Federico Buenrostro, former CEO of the California Public Employees’ Retirement System, will plead guilty to conspiracy charges alleging that he backdated documents in order to help a placement agent get paid and then lied about it, according to a statement from his attorney made during court proceedings in California yesterday.
The plea deal for Buenrostro – who had previously publicly maintained his innocence – could be completed as early as next week.
Buenrostro’s attorney also said that he had provided information to prosecutors on former CalPERS board member Alfred J. Villalobos, who acted as an intermediary between the public pension system and Apollo Global Management. According to the attorney, Villalobos used the backdated documentation to get some $14 million in fees from Apollo, which took the document as evidence of approval from CalPERS.
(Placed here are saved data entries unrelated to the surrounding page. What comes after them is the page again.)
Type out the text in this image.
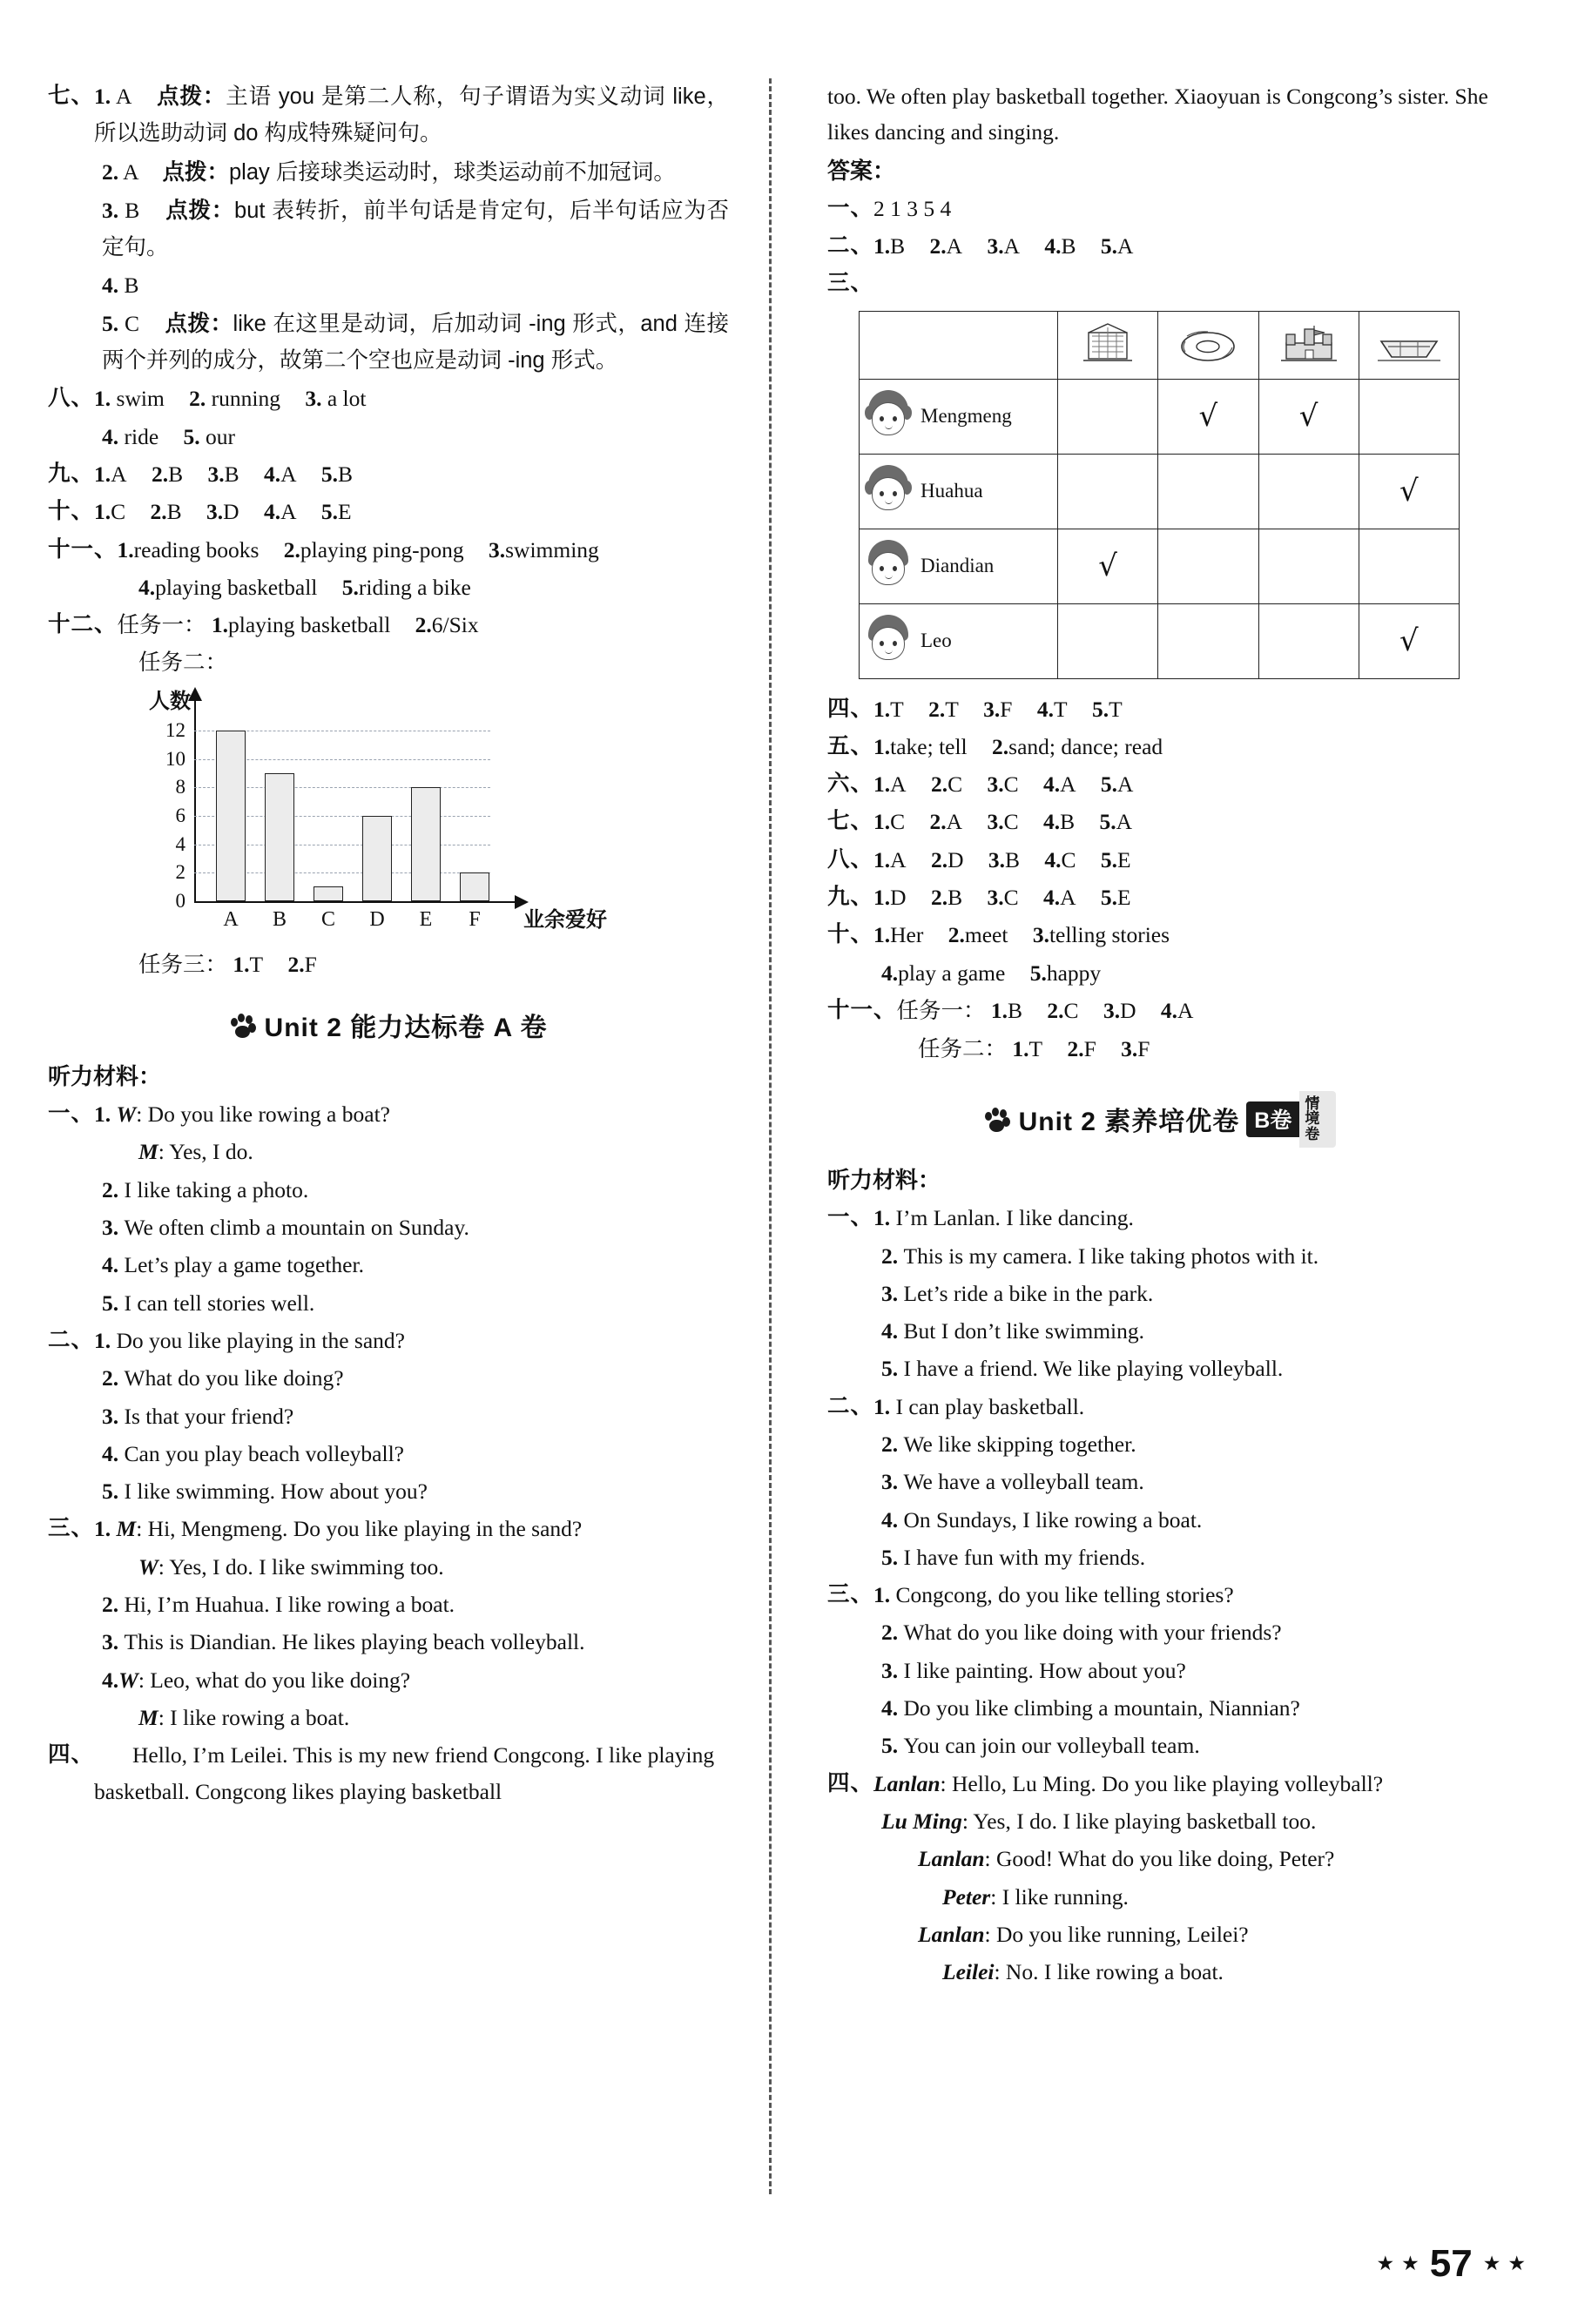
七、 1. A 点拨：主语 you 是第二人称，句子谓语为实义动词 like，所以选助动词 do 构成特殊疑问句。
2. A 点拨：play 后接球类运动时，球类运动前不加冠词。
3. B 点拨：but 表转折，前半句话是肯定句，后半句话应为否定句。
4. B
5. C 点拨：like 在这里是动词，后加动词 -ing 形式，and 连接两个并列的成分，故第二个空也应是动词 -ing 形式。
八、 1. swim 2. running 3. a lot
4. ride 5. our
九、 1.A 2.B 3.B 4.A 5.B
十、 1.C 2.B 3.D 4.A 5.E
十一、 1.reading books 2.playing ping-pong 3.swimming
4.playing basketball 5.riding a bike
十二、 任务一： 1.playing basketball 2.6/Six
任务二：
人数
0
2
4
6
8
10
12
A B C D E F 业余爱好
任务三： 1.T 2.F
Unit 2 能力达标卷 A 卷
听力材料：
一、 1. W: Do you like rowing a boat?
M : Yes, I do.
2.
I like taking a photo.
3.
We often climb a mountain on Sunday.
4.
Let’s play a game together.
5.
I can tell stories well.
二、 1. Do you like playing in the sand?
2.
What do you like doing?
3.
Is that your friend?
4.
Can you play beach volleyball?
5.
I like swimming. How about you?
三、 1. M: Hi, Mengmeng. Do you like playing in the sand?
W : Yes, I do. I like swimming too.
2.
Hi, I’m Huahua. I like rowing a boat.
3.
This is Diandian. He likes playing beach volleyball.
4. W : Leo, what do you like doing?
M : I like rowing a boat.
四、	Hello, I’m Leilei. This is my new friend Congcong. I like playing basketball. Congcong likes playing basketball
too. We often play basketball together. Xiaoyuan is Congcong’s sister. She likes dancing and singing.
答案：
一、 2 1 3 5 4
二、 1.B 2.A 3.A 4.B 5.A
三、

Mengmeng		√	√	

Huahua				√

Diandian	√			

Leo				√
四、 1.T 2.T 3.F 4.T 5.T
五、 1.take; tell 2.sand; dance; read
六、 1.A 2.C 3.C 4.A 5.A
七、 1.C 2.A 3.C 4.B 5.A
八、 1.A 2.D 3.B 4.C 5.E
九、 1.D 2.B 3.C 4.A 5.E
十、 1.Her 2.meet 3.telling stories
4.play a game 5.happy
十一、 任务一： 1.B 2.C 3.D 4.A
任务二： 1.T 2.F 3.F
Unit 2 素养培优卷 B卷
情境卷
听力材料：
一、 1. I’m Lanlan. I like dancing.
2.
This is my camera. I like taking photos with it.
3.
Let’s ride a bike in the park.
4.
But I don’t like swimming.
5.
I have a friend. We like playing volleyball.
二、 1. I can play basketball.
2.
We like skipping together.
3.
We have a volleyball team.
4.
On Sundays, I like rowing a boat.
5.
I have fun with my friends.
三、 1. Congcong, do you like telling stories?
2.
What do you like doing with your friends?
3.
I like painting. How about you?
4.
Do you like climbing a mountain, Niannian?
5.
You can join our volleyball team.
四、 Lanlan: Hello, Lu Ming. Do you like playing volleyball?
Lu Ming : Yes, I do. I like playing basketball too.
Lanlan : Good! What do you like doing, Peter?
Peter : I like running.
Lanlan : Do you like running, Leilei?
Leilei : No. I like rowing a boat.
★ ★ 57 ★ ★
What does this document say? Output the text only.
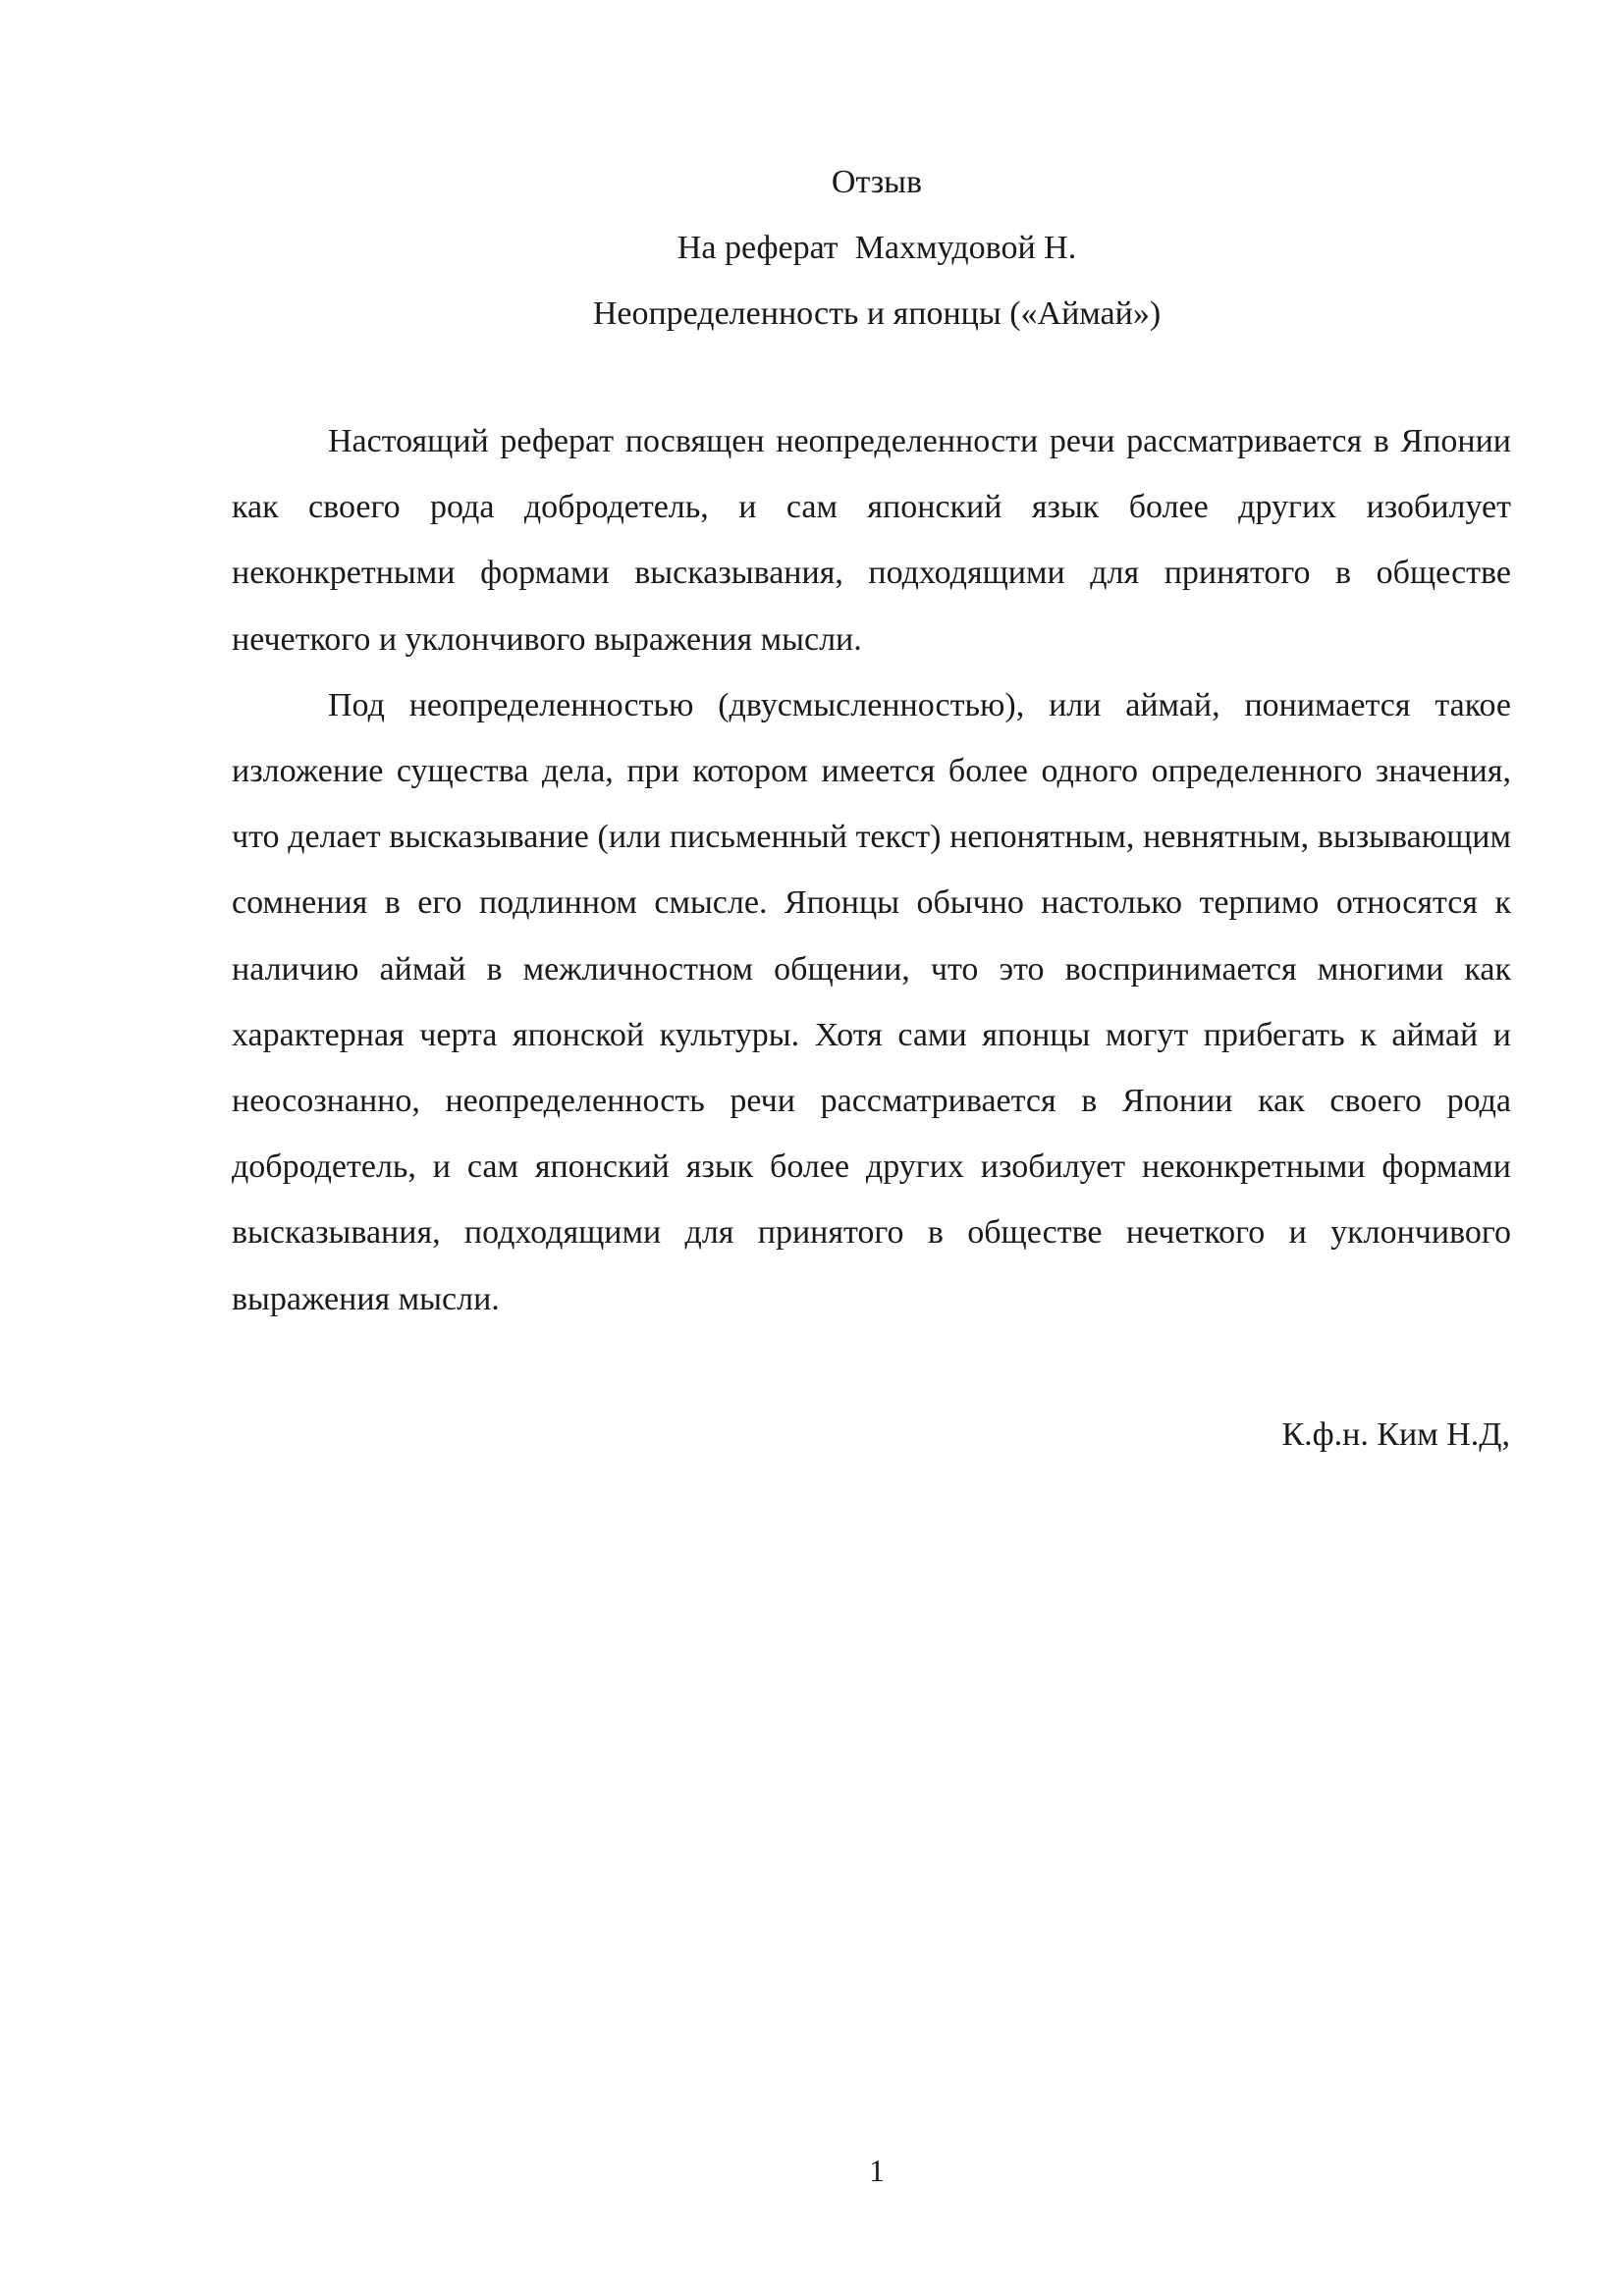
Отзыв
На реферат  Махмудовой Н.
Неопределенность и японцы («Аймай»)

Настоящий реферат посвящен неопределенности речи рассматривается в Японии как своего рода добродетель, и сам японский язык более других изобилует неконкретными формами высказывания, подходящими для принятого в обществе нечеткого и уклончивого выражения мысли.

Под неопределенностью (двусмысленностью), или аймай, понимается такое изложение существа дела, при котором имеется более одного определенного значения, что делает высказывание (или письменный текст) непонятным, невнятным, вызывающим сомнения в его подлинном смысле. Японцы обычно настолько терпимо относятся к наличию аймай в межличностном общении, что это воспринимается многими как характерная черта японской культуры. Хотя сами японцы могут прибегать к аймай и неосознанно, неопределенность речи рассматривается в Японии как своего рода добродетель, и сам японский язык более других изобилует неконкретными формами высказывания, подходящими для принятого в обществе нечеткого и уклончивого выражения мысли.

К.ф.н. Ким Н.Д,
1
Both men are currently charged with conspiracy, although federal prosecutor Timothy Lucey has said that a new indictment will be filed and could include additional charges.
An investigative report done for CalPERS in the wake of the scandal showed that the pension fund likely paid millions of dollars in extra fees as a result of the actions of both men.
Attorneys for Villalobos declined to comment on the matter.
“CalPERS looks forward to the closure of these cases at the appropriate time in the due course of the justice system,” the pension fund said in a statement issued shortly after Monday’s court hearing.